The prince listened to all the rumors about the foundlings as he searched for them through the squalid, mud village on the edge of the Commons; as a student of the Wizard Horace and his father’s intellectual arrogance, the prince smiled and listened and did not believe so much as a word of what he was hearing… until he actually saw them, when his doubts began to caste their first shadows in his mind, and for the first time in his short life, he would begin to wonder if he could accept the wisdom of his teachers – his arrogant father …
As he rode up on his horse he saw them sitting in the dirt road in front of their shack, looking tall and thin and their features inexplicably other worldly. As soon as he turned the last corner in the labyrinth of mud shacks, he saw them already rising from their seats in the dirt at the doorstep of their shack. Peasants always moved out of the road when royalty road through the village, though this seemed different; the prince had the sense that they were rising to meet him, ready for him to arrive – that some force he knew nothing of had alerted them… he shook away the feeling, telling himself the peasants had temporarily infected him with their superstitions. He followed the intellectual arrogance of his father, who had once traveled the world bouncing from religion to religion, before coming back to his castle to declare himself a godless ruler, a man of science… and hiring the prince’s other teacher, the wizard Horace, who was fond of saying that no one should believe anything that cannot be measured with a ruler. The wizard was considered quite mad for his beliefs by the villagers, who occasionally blamed bouts of bad luck on the wizard, saying his godlessness was bringing down the wrath of god.
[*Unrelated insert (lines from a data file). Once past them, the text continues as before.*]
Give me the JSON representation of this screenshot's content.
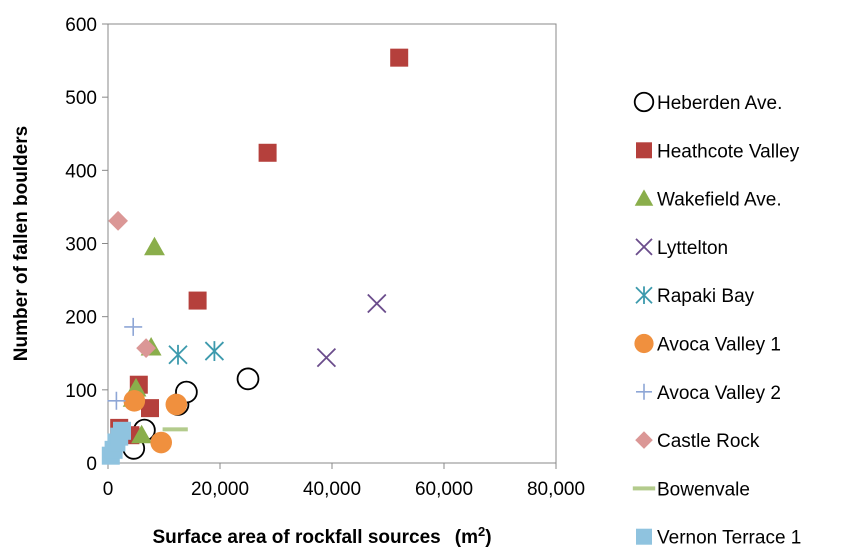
{
  "chart_data": {
    "type": "scatter",
    "title": "",
    "xlabel": "Surface area of rockfall sources",
    "xlabel_unit": "(m",
    "xlabel_sup": "2",
    "xlabel_close": ")",
    "ylabel": "Number of fallen boulders",
    "xlim": [
      0,
      80000
    ],
    "ylim": [
      0,
      600
    ],
    "x_ticks": [
      0,
      20000,
      40000,
      60000,
      80000
    ],
    "x_tick_labels": [
      "0",
      "20,000",
      "40,000",
      "60,000",
      "80,000"
    ],
    "y_ticks": [
      0,
      100,
      200,
      300,
      400,
      500,
      600
    ],
    "y_tick_labels": [
      "0",
      "100",
      "200",
      "300",
      "400",
      "500",
      "600"
    ],
    "grid": false,
    "legend_position": "right",
    "series": [
      {
        "name": "Heberden Ave.",
        "marker": "open-circle",
        "color": "#000000",
        "points": [
          [
            4600,
            20
          ],
          [
            6500,
            45
          ],
          [
            12500,
            80
          ],
          [
            14000,
            97
          ],
          [
            25000,
            115
          ]
        ]
      },
      {
        "name": "Heathcote Valley",
        "marker": "square",
        "color": "#b5403c",
        "points": [
          [
            2000,
            48
          ],
          [
            4000,
            38
          ],
          [
            5500,
            107
          ],
          [
            7500,
            75
          ],
          [
            16000,
            222
          ],
          [
            28500,
            424
          ],
          [
            52000,
            554
          ]
        ]
      },
      {
        "name": "Wakefield Ave.",
        "marker": "triangle",
        "color": "#8aae4b",
        "points": [
          [
            4500,
            88
          ],
          [
            5000,
            102
          ],
          [
            6000,
            38
          ],
          [
            7700,
            158
          ],
          [
            8300,
            295
          ]
        ]
      },
      {
        "name": "Lyttelton",
        "marker": "x",
        "color": "#6b4d8c",
        "points": [
          [
            39000,
            144
          ],
          [
            48000,
            218
          ]
        ]
      },
      {
        "name": "Rapaki Bay",
        "marker": "asterisk",
        "color": "#3d9aad",
        "points": [
          [
            12500,
            148
          ],
          [
            19000,
            153
          ]
        ]
      },
      {
        "name": "Avoca Valley 1",
        "marker": "circle",
        "color": "#f0903e",
        "points": [
          [
            4700,
            85
          ],
          [
            9500,
            28
          ],
          [
            12200,
            80
          ]
        ]
      },
      {
        "name": "Avoca Valley 2",
        "marker": "plus",
        "color": "#8ea6d6",
        "points": [
          [
            1500,
            85
          ],
          [
            4500,
            186
          ]
        ]
      },
      {
        "name": "Castle Rock",
        "marker": "diamond",
        "color": "#db9796",
        "points": [
          [
            1800,
            331
          ],
          [
            6800,
            157
          ]
        ]
      },
      {
        "name": "Bowenvale",
        "marker": "dash",
        "color": "#b3cb8c",
        "points": [
          [
            12000,
            46
          ]
        ]
      },
      {
        "name": "Vernon Terrace 1",
        "marker": "square",
        "color": "#8fc3df",
        "points": [
          [
            500,
            10
          ],
          [
            1000,
            18
          ],
          [
            1500,
            28
          ],
          [
            2000,
            36
          ],
          [
            2500,
            44
          ]
        ]
      }
    ]
  }
}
Such talk was more than moderated though by his supporters, who while conceding he was mad, were very grateful for the small innovations the wizards mechanical tinkering had brought to the village in the way of a sewer that carried some of the garbage out of the slums, and the boiling of all drinking water – which had seemed to miraculously cure people who did not even know they were sick… dysentery, the main killer of their children, was almost gone from their village… The king’s beliefs on the other hand were the last thing a peasant would question -- literally. No dissent was allowed in the kingdom, and there were in fact a lot of benefactor’s of the king’s rule, odd religions that had been driven from some of the other land that the king chose to ignore as a ‘necessary madness,’ like wine soaked festivals and other peasant habits.
And then the foundlings went to the castle and killed all the royalty and then led a peasent army to free the whole world and created a paradise for all concerned… Really.